Io sono dell'idea che un artista debba essere valutato nella sua arte e basta. Quando si fa riferimento anche alla vita personale, automaticamente entra in gioco la componente emozionale che ha più valore del prodotto artistico stesso. Ho avuto modo di rendermi conto della cosa qualche anno fa, quando il cantante dei Noir Désir fu condannato per l'omicidio della compagna. A quel tempo era parecchio famosa la canzone "Le vent nous portera" e piaceva a tutti quelli che conoscevo, ma appena si seppe della condanna i giudizi sulla canzone furono stravolti o, per meglio dire, la maggior parte dei miei conoscenti sentenziò più o meno questo: "sì, la canzone sarebbe carina, ma lui è un uomo orribile e quindi niente da fare". Per i miei gusti questo tizio ha scontato anche poco (darei l'ergastolo a vita a tutti quelli che commettono omicidi efferati), però la canzone continua a piacermi e, tra l'altro, è l'unica che conosco del gruppo. Insomma, non mi sento di condannare la canzone per via del cantante della band.
E' anche vero che quando un'opera mi piace, i risvolti sulla vita del suo autore possono accrescere il valore che quell'opera ha per me. Per esempio, adesso sto leggendo David Copperfield e in passato ho letto altro di Charles Dickens, ma mai la sua biografia. Da un mesetto, avendo letto qualcosa della sua vita, mi sono resa conto che la sensibilità che trovo in lui deriva da esperienze vissute e che alcuni suoi romanzi, su determinate cose, hanno qualcosa di autobiografico. Insomma, a me lui già piaceva ma ora di più, questa "scoperta" ha accresciuto il valore della sua scrittura ai miei occhi. Diverso, invece, è il caso di Martin Eden di Jack London che sto leggendo in contemporanea: anche qui alcune cose sono autobiografiche a quanto ho appreso leggendo la biografia a inizio libro, eppure non ha aggiunto proprio nulla forse perché quest'opera non mi sta ancora prendendo (e penso che non mi prenderà mai).
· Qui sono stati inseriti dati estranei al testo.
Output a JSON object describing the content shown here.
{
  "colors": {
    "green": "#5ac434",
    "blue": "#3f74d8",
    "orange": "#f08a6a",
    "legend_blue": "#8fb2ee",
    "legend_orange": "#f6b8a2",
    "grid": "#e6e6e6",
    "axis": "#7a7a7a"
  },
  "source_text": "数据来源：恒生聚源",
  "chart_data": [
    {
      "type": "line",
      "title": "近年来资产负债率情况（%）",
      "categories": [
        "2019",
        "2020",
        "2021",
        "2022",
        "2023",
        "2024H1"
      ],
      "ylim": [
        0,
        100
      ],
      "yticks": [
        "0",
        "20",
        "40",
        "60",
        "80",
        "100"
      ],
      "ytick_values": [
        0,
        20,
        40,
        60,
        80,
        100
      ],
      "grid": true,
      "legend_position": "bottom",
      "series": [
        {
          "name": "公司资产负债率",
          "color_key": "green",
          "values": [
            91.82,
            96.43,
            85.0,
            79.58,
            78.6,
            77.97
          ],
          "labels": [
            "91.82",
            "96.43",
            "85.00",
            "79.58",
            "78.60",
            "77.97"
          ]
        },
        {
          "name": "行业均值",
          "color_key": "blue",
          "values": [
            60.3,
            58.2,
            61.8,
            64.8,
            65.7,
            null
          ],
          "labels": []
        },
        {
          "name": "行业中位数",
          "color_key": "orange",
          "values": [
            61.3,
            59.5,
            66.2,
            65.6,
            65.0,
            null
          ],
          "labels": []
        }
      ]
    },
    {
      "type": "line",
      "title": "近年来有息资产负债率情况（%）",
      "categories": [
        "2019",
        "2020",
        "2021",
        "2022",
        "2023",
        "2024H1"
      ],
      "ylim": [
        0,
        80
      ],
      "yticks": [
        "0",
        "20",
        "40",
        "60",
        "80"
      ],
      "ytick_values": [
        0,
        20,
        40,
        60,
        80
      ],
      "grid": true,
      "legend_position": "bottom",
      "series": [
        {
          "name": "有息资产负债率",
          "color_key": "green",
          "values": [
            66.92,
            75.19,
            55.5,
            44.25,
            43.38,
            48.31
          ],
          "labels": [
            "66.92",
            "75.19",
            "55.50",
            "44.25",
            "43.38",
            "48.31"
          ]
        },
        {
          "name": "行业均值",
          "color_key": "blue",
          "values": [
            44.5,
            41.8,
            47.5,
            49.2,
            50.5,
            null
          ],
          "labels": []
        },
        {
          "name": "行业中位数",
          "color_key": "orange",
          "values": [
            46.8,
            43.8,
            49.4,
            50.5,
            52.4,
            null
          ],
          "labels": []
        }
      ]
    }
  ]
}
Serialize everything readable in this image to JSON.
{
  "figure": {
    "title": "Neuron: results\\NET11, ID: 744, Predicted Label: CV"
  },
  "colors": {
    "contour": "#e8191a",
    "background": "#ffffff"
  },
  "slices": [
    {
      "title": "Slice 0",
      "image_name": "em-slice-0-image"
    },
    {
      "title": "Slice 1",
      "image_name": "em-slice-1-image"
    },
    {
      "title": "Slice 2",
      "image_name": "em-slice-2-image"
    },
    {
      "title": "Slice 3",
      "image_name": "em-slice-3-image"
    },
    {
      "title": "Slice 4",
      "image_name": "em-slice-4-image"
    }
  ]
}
In linea generale, comunque, preferisco prima leggere l'opera e solo dopo la vita. Preferisco farmi una mia idea sul romanzo (o qualsiasi altro prodotto artistico) e, successivamente, ampliarla -se mi va- con commenti, biografia, prefazioni, ecc.. Ogni tanto, però, mi capita di leggere per prima cosa la biografia se è un libro scelto per un gruppo di lettura o se non conosco il periodo o l'autore.
Per quanto riguarda il discorso che faceva Davide, sono d'accordo. Spesso e volentieri quando leggiamo un libro non diamo lo stesso significato dell'autore. Leggere è di fatto una "interpretazione" e una "traduzione" perché rapportiamo ciò che leggiamo a quello che è il nostro vissuto, le nostre conoscenze, la nostra esperienza, i nostri schemi mentali. Pertanto, come ogni traduzione, si perde qualcosa strada facendo o si cambia qualcosa. E' normale, la traduzione non è mai precisa al 100%.
Un uomo dovrebbe essere ciò che sembra
e chi uomo non è, uomo non dovrebbe sembrare.